If an employee is being bullied at work, it is likely they wish their tormentors would just leave them alone. However, under Australian legislation, being ignored by your colleagues can actually be considered bullying and could be more damaging than more overt forms of bullying or harassment, according to recent research.
Bullying can take several different forms – psychological, physical or even indirect, like exclusion. This form of bullying can sometimes be subtle, which means it’s not always easy to spot and can be harder to define or quantify.

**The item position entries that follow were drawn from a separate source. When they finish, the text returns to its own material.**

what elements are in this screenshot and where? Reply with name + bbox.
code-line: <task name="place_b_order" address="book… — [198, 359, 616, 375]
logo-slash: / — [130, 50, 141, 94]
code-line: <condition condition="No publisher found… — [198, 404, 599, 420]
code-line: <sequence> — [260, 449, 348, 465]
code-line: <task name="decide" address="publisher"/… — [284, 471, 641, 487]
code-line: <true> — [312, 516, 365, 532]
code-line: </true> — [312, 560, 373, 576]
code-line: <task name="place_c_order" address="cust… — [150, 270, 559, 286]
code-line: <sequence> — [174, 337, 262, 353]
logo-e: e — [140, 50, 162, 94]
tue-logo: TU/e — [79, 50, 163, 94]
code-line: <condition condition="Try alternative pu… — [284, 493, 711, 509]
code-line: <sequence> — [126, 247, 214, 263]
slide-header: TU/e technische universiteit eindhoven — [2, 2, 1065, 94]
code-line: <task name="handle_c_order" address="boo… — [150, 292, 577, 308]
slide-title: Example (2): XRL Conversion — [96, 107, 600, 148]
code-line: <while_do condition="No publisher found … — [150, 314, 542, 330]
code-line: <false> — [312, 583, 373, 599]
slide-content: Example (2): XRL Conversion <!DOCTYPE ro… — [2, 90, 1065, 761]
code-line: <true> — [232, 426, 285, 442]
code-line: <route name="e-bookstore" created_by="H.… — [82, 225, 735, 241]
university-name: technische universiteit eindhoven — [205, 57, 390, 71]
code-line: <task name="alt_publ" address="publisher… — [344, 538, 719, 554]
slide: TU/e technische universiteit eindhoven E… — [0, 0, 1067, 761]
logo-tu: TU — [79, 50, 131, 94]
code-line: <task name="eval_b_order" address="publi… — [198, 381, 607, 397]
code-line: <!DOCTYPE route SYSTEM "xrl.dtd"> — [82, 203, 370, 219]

It can even come from managers and leaders, the people who should actively seek to manage such behaviours. Acts like omitting individuals from team meetings or events, excluding them from work related social activities, or even group discussions. Once a pattern forms, the impact on the employee and the broader team can be significant and can have a serious effect on your company culture, absenteeism and productivity.
Commonly it plays out in simple but insidious ways.
“When you walk up to the water cooler, people go silent; you sit alone in the lunchroom; you feel like people are giving you the silent treatment,” says Professor Sandra Robinson, whose research for the University of British Columbia’s Sauder School of Business looked at the impacts for organisations of ostracism.
“The variety is endless, but the sense is that you’re not receiving back what you normally would expect in a given situation.”
Research more recently by Ernst & Young showed those who feel like they belong are “3.5 times more likely to contribute to their full, innovative potential.”
Therefore bullying by exclusion can not only take an emotional toll, but it also affects job performance. These repercussions often lead to missed opportunities for bonuses, promotions, and career advancement.
There are a number of proactive steps that can be taken.
1. Ensure that appropriate policies are in place and that they are explicit on all forms of bullying.
2. Regularly communicate those policies and your behavioural expectations to your workforce.
3. Provide bullying and harassment training to all staff, including senior management.
4. Provide a safe space and method to report bullying (observed or experienced).
5. Have appropriate procedures in place to address bullying when identified.
6. Ensure that leaders within the organisation (formal ones and informal ones) model the appropriate behaviours.
The one thing you should not do as an organisation, in the face of bullying and harassment of any kind, is nothing. Hoping the problem will resolve itself or go away is likely to actually cost your business in more ways than one. Employers can also access help from the Fair Work Ombudsman website.